И Уолт тоже не мог остановить своих воинов, потратить часть дарящих им жизнь сил на защитные заклятия. Заклинание Посланника учитывало его вмешательство.
Воздух вспыхнул неистовым белым пламенем. Резкий свист — замки рванули вниз, покрывшись сетью молний, сорванной с неба. Хирды, схватившиеся с Легионами Света, внезапно дрогнули и, бросая оружие и щиты, побежали. Храбрых гномов не испугало бы и явление Архилорда Баалааба, возвещающего о наступлении Судного Дня. Значит, не обошлось без магии. Иначе почему по полю расползается кровавая клякса, от которой разбегаются гномы, и все, кому не повезло оказаться вне ее, тонут, словно в топи? Впрочем, бежать было тоже некуда: горящий воздух охватывал воинов, превращая в белые костры. Клякса и огонь щадили только слуг Посланника, вольных и невольных.

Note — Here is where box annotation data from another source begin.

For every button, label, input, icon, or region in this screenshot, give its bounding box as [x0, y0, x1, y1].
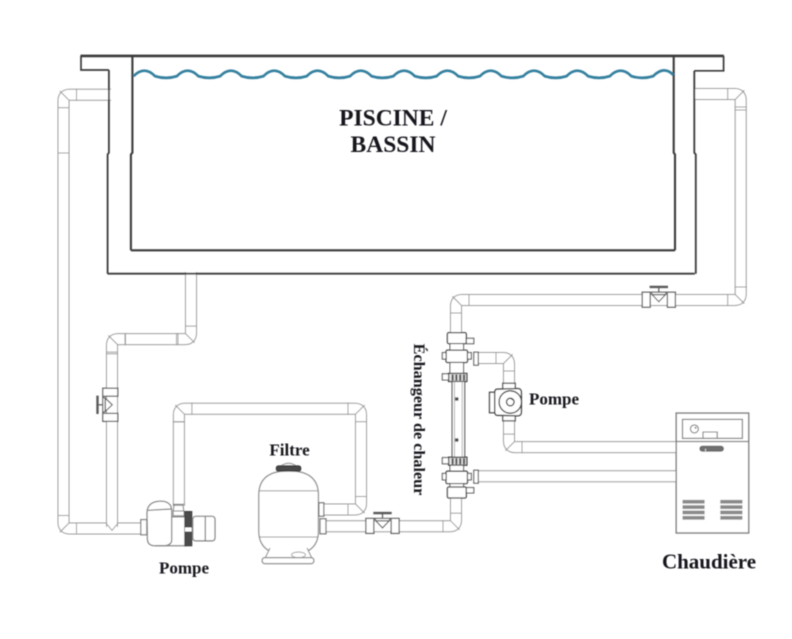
svg-text:PISCINE /: PISCINE /	[339, 106, 447, 132]
svg-text:Filtre: Filtre	[269, 441, 310, 460]
svg-text:Pompe: Pompe	[529, 390, 580, 409]
svg-text:Chaudière: Chaudière	[662, 550, 756, 574]
svg-text:Échangeur de chaleur: Échangeur de chaleur	[410, 344, 429, 496]
svg-text:BASSIN: BASSIN	[351, 132, 436, 158]
svg-text:Pompe: Pompe	[159, 559, 210, 578]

Уолт ничем не мог помочь себе. Он сейчас горел сотнями тел, он сейчас тонул в несокрушимой, казалось, глади, он сейчас падал с неба всадниками и воздушными змеями, окутанный молниями, пробившими его защитные чары. Он сейчас отчаянно вопил от боли — и умирал, умирал, умирал…
А потом гладь взгорбилась, поднимаясь волнами, покатилась быстрее и быстрее, гоня перед собой жаркий ветер, играющий белым пламенем. Странная рябь подернула реальность, странная рябь, словно плеснули водой на полотно, изображающее баталию. Твердь, взбесившаяся твердь метала гигантские валы на воинов Уолта, трещали и лопались, брызжа механизмами-внутренностями, стальные свиньи, и таившееся в них оружие взрывалось, разнося ближайших големов. Но уцелевшие железные воины просуществовали недолго. Вскипевшая под ногами седина втянула големов в водовороты, дробящие механические креатуры на мельчайшие частицы.
Небо рухнуло на землю, добивая выживших; небо рухнуло на землю — и Уолт закричал, умирая последними своими воинами — черными рыцарями, сражавшимися с нахлынувшим заклинанием до последнего вздоха. Закричал — и рухнул на поле вслед за небом, скованный алыми молниями.
Где-то в бездонных глубинах души…
— Прости, Посланник.
— Что ты говоришь?
— Прости меня, Посланник. Чтобы победить меня, ты отказался от последнего, что было в тебе твоего. Ты отдал себя Тени Посоха — целиком. Прости меня за это.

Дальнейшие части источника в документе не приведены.